Ein Forstweg, perfekt! Meine Motivation steigt, ich stapfe los. Nach ein paar Kurven eröffnet sich, hinter einem kleinen Tunnel, der unter der einen Piste durchgeht, wieder eine Skipiste.
Diese war allerdings recht leer und nicht mehr steil. Ich höre das Rattern der Seilbahn und freue mich. An manch einer Stelle der Wanderung habe ich ans Umkehren gedacht. Meine Erkenntnis des Tages ist, dass eben nicht jeder Wanderweg auch im Winter zu gehen ist. Der Kaiserschmarrn im Helmrestaurant an der Seilbahnstation, auf 2050m, war absolut nicht der beste, aber nach der Tour, hat er heute besonders geschmeckt!
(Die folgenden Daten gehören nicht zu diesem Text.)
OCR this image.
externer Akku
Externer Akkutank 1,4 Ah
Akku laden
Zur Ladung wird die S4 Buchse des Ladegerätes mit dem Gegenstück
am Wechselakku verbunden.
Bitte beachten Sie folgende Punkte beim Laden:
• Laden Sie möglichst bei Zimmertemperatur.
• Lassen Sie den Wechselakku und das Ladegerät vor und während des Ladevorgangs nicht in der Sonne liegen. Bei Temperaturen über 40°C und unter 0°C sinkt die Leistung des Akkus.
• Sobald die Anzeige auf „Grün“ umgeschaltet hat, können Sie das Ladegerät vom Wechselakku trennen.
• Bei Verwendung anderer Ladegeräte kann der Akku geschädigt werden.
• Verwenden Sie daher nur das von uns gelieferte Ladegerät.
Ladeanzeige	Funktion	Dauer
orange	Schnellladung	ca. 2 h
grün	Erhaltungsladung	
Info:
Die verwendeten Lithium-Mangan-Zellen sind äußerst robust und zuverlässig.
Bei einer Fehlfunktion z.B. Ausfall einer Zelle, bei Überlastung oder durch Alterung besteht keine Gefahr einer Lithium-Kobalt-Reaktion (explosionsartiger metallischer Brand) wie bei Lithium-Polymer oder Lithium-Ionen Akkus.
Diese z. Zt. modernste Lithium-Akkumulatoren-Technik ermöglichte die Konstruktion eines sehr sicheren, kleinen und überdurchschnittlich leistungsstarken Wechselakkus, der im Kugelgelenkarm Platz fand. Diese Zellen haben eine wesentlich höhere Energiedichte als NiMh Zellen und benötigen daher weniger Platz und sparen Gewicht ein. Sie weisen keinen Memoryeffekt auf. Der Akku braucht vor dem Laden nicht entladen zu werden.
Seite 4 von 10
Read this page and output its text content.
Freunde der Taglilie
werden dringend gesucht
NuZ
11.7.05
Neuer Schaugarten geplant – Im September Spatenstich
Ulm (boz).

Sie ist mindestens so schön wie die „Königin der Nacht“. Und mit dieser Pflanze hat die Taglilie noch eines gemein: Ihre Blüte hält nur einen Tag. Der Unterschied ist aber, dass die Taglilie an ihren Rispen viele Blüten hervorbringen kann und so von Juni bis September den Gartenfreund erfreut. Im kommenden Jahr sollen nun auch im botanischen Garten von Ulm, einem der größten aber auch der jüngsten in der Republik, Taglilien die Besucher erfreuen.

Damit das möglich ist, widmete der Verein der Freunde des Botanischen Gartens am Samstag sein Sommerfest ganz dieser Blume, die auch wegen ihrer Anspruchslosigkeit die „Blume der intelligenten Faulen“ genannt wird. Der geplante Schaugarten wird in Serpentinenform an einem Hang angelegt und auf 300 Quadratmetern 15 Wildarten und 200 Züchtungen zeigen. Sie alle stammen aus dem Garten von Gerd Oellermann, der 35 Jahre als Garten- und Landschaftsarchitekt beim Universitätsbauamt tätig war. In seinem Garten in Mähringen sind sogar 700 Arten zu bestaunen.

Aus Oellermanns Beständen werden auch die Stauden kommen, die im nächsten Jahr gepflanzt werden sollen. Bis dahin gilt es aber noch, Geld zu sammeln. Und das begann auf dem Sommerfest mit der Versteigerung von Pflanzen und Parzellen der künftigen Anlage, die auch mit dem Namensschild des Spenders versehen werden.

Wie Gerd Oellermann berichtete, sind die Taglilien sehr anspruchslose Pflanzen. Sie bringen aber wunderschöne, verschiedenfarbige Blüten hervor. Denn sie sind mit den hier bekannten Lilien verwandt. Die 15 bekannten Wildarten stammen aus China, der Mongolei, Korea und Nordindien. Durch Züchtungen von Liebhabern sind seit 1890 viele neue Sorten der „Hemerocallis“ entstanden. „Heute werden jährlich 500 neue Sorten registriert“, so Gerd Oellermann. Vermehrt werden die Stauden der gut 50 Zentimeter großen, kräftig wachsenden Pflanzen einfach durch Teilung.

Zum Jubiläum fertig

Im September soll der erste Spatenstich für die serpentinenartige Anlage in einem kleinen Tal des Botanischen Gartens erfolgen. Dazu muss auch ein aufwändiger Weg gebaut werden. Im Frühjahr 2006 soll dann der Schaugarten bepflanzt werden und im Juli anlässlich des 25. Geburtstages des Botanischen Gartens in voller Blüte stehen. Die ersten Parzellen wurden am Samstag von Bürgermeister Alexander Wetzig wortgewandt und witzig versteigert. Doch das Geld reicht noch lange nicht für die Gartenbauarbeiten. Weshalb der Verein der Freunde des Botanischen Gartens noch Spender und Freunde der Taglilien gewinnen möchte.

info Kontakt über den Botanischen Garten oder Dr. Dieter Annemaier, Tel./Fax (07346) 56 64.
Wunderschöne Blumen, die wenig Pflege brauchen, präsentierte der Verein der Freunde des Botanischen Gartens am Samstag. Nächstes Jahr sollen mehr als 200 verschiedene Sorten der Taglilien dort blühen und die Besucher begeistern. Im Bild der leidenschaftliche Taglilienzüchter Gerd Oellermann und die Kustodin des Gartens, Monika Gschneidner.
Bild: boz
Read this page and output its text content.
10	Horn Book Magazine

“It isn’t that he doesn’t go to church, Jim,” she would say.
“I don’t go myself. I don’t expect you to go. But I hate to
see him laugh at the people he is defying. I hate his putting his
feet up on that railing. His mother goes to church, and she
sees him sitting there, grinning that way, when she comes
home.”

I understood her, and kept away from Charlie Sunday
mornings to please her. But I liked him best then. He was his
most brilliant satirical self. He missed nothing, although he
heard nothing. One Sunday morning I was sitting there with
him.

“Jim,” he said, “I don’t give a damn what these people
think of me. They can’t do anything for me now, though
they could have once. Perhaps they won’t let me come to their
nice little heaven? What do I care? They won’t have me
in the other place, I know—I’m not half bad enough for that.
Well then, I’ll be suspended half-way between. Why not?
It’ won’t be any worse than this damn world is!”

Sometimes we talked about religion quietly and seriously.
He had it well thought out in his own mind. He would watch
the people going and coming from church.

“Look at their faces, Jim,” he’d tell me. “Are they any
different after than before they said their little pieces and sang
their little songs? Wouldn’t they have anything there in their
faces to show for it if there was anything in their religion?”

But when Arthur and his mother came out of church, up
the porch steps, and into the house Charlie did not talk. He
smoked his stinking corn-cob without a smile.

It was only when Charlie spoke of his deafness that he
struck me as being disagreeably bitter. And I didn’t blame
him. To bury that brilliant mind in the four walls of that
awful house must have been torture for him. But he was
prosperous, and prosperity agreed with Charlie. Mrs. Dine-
der Link zur Tour :Aufstieg in Sesto
Tag 3 – Schneeschuhwanderung durch das Fischleintal zu den Drei Zinnen
Die Gebirgsgruppe ist die nordöstlichste Gebirgsgruppe in den Sextner Dolomiten. Die Drei Zinnen mit ihrer unverkennbaren Form bestehen aus der Großen Zinne (2.999 m) in der Mitte, der Kleinen Zinne (2.857 m) und der Westlichen Zinne (2.973m). Die Tre Cime sind das Wahrzeichen der Sextner Dolomiten im Hochpustertal.
Das ist Grund genug, dass ich dorthin muss. Passenderweise bietet die Alpinschule Freitags eine geführte Schneeschuhwanderung zur Dreizinnenhütte an. Wir treffen am Ende des Fischleintals wieder Mirco, den Bergführer und wieder sind wir sechs Teilnehmende, quasi eine Privattour. Dieses Mal bekommt jeder noch ein Lawinensuchgerät, das gehört zur Pflichtausstattung und wir testen es am Beginn der Tour. Das erste Stück gehen wir noch normal, der Weg ist nur steinig und wenig vereist. Wir starten mit den Schneeschuhen an der Talschlusshütte, hier ist auch diese kleine Station, an der wir jeder einmal das Gerät vorbeitragen, um sicher zu sein, dass es funktioniert. Es gehört am Körper getragen und hilft im Fall einer Verschüttung durch eine Lawine, die Person zu orten.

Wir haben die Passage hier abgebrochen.